Working with LLMs often starts with excitement and quickly turns into frustration.

You wire together a few tools, throw in some prompts, maybe add LangChain or OpenAI function calling, and it kind of works. Until it doesn’t.

You tweak a prompt and suddenly the agent can’t find the right tool. You add a new function and now you’re debugging JSON schema errors from a black box.

You try to test locally and realize… you can’t. Not easily, not meaningfully.

The problems pile up fast:

  • Prompt chains are fragile and impossible to validate.
  • OpenAI tool calling is great, until you need flexibility.
  • LangChain does everything, but it’s heavy, slow, and hard to reason about.
  • Local-first development? Forget it.

What should be a clean loop, define tools → expose them → test the agent → ship, turns into duct tape and guesswork.

“I just want to define some tools, wire up an agent, and test the damn thing.”

FastMCP was built to solve exactly this. No orchestration glue. No hidden layers. Just Pythonic, testable, LLM-safe tools that behave the way you expect, because you wrote them that way.


What is FastMCP?

FastMCP Homepage

FastMCP is a Python-first framework for building LLM-safe APIs, a structured way to expose tools, prompts, and resources to language models.

It’s the reference implementation of the Model-Context Protocol (MCP), a protocol designed to make LLM-agent interactions more predictable, inspectable, and testable.

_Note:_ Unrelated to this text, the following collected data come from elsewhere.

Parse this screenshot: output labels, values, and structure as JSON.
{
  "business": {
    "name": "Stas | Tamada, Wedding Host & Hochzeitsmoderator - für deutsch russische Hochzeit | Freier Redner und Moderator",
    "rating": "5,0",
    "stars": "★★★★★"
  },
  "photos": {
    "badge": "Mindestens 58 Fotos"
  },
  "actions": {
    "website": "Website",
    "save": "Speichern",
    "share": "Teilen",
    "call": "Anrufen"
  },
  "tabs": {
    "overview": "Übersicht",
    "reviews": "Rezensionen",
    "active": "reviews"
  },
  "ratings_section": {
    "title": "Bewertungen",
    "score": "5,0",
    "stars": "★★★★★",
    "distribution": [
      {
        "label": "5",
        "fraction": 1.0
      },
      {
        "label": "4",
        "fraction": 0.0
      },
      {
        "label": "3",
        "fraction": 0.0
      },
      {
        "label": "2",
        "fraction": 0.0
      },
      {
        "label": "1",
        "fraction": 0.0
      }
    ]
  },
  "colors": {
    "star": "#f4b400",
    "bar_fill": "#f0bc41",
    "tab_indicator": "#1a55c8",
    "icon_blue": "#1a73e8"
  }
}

Created by Jonathan Lowin, CEO at prefect.io, FastMCP is what happens when you take OpenAI’s tool calling seriously, and reimagine it for real-world developers.

At the heart of FastMCP is a simple but powerful idea:

Everything is a tool.

Whether it’s a function, a prompt, a resource, or an agent call, it’s treated as a typed, callable object with clear inputs and outputs.

That means:

  • It’s introspectable by LLMs (via JSON schemas or natural-language docs).
  • It’s testable by you (in memory, without a server).
  • It’s just Python (no decorators that swallow errors, no mysterious “chains”).

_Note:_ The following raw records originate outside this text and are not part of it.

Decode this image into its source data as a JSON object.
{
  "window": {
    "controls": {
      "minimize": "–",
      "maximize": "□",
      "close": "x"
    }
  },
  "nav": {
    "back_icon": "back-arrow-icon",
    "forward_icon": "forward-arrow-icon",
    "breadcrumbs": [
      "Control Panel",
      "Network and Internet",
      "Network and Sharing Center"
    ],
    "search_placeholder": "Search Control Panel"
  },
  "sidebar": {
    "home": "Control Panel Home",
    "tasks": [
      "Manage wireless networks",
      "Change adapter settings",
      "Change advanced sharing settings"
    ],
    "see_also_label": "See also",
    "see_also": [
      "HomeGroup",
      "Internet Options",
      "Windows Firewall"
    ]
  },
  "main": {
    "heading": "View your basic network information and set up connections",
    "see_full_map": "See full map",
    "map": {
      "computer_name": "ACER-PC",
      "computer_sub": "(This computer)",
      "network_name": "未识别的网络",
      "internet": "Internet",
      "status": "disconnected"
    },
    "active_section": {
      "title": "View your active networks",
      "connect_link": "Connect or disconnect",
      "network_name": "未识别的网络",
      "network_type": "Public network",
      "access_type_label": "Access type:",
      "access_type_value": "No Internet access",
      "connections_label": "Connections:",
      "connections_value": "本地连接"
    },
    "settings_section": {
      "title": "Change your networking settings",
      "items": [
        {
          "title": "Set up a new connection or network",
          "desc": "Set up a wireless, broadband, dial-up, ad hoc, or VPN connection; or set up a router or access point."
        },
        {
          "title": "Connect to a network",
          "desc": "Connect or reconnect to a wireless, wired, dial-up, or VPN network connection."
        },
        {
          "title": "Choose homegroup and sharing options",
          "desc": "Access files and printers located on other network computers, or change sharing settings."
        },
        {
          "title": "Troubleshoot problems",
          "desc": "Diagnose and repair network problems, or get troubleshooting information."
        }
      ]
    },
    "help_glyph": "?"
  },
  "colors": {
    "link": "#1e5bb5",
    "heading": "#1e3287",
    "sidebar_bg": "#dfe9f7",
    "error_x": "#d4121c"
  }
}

FastMCP doesn’t replace your model or your frontend, it replaces the glue layer between LLMs and the real world.


How FastMCP Adds Value

FastMCP isn’t trying to be everything. It’s trying to be the thing that actually works, a developer-first, LLM-native interface layer that doesn’t fight you.

Here’s what makes it stand out:

In-Memory Testing

You don’t need a running server or an OpenAI key to test your tools.

With Client(mcp), you can call any tool (or entire toolchain) directly in Python, just like a unit test.

No more “vibe testing” agents in production. You can validate logic locally, fast.

client = Client("server.py") ... result = await client.call_tool("greet", {"name": name})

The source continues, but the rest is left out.